Some biographers and commentators spread the misconception that Roosevelt took great pains to hide his infirmity, in collusion with the news media.
Ambassador William vanden Heuvel, chairman emeritus of the Roosevelt Institute, disputed that claim in a recent letter to New York Times.“He did not conceal his physical limitation except to prevent his opponents from making political capital out of it,” the ambassador wrote. Some Republicans tried to attack the President as “a cripple” unfit to serve, but dropped the strategy after they ran into a brick wall of public opinion,” Ambassador vanden Heuvel wrote.2
“To F.D.R., this was not ‘a sickness’ – one of the reasons he is an icon for people with disabilities. He educated American’s to understand that disability is not illness and that we can master the limitations caused by disability,” Vanden Heuvel added.
Still, FDR was concerned the public would view him as weak and only allowed one family photo of himself in a wheelchair. tHe never made a point of his disability nor tried to use it to gain sympathy.
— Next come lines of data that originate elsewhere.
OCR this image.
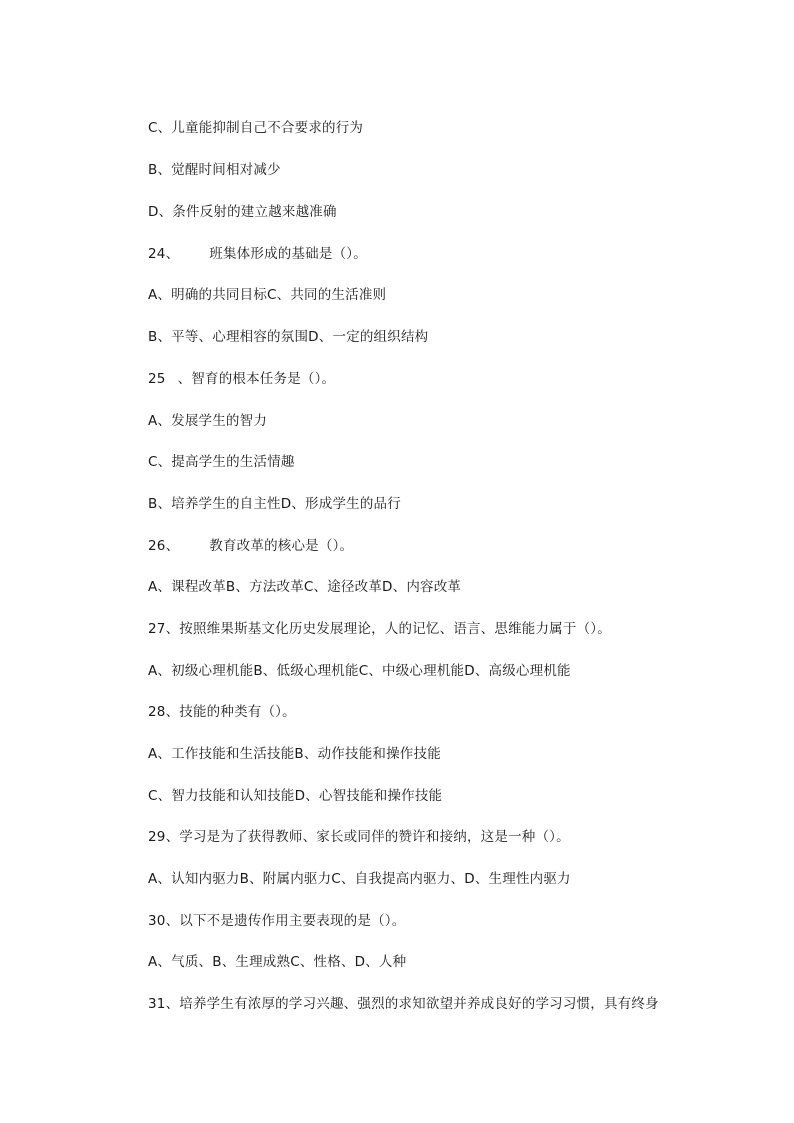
C、儿童能抑制自己不合要求的行为
B、觉醒时间相对减少
D、条件反射的建立越来越准确
24、 班集体形成的基础是（）。
A、明确的共同目标C、共同的生活准则
B、平等、心理相容的氛围D、一定的组织结构
25 、智育的根本任务是（）。
A、发展学生的智力
C、提高学生的生活情趣
B、培养学生的自主性D、形成学生的品行
26、 教育改革的核心是（）。
A、课程改革B、方法改革C、途径改革D、内容改革
27、按照维果斯基文化历史发展理论，人的记忆、语言、思维能力属于（）。
A、初级心理机能B、低级心理机能C、中级心理机能D、高级心理机能
28、技能的种类有（）。
A、工作技能和生活技能B、动作技能和操作技能
C、智力技能和认知技能D、心智技能和操作技能
29、学习是为了获得教师、家长或同伴的赞许和接纳，这是一种（）。
A、认知内驱力B、附属内驱力C、自我提高内驱力、D、生理性内驱力
30、以下不是遗传作用主要表现的是（）。
A、气质、B、生理成熟C、性格、D、人种
31、培养学生有浓厚的学习兴趣、强烈的求知欲望并养成良好的学习习惯，具有终身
But, as he letter to Dr. Egleston shows, he was always ready to talk about it and was often photographed standing arm-in-arm with a family member or aide for support. His very visible support of polio research and therapy helped create the March of Dimes that led eventually to an effective vaccine and the Warm Springs Rehabilitation Center.
And because he never made a point of it, neither did the news media, particularly in those days when reporters were more willing to draw a distinction between a president’s public and private lives. Rather than a “cover-up” it was simply overshadowed by the force of the man’s personality and the momentous events of his four terms in office.
In that same spirit, the Disability Rights Award named in his honor seeks to encourage United Nations member states to accept their citizens with disabilities as vital and productive members of their societies and economies, and to remove the barriers to achieving their potentials.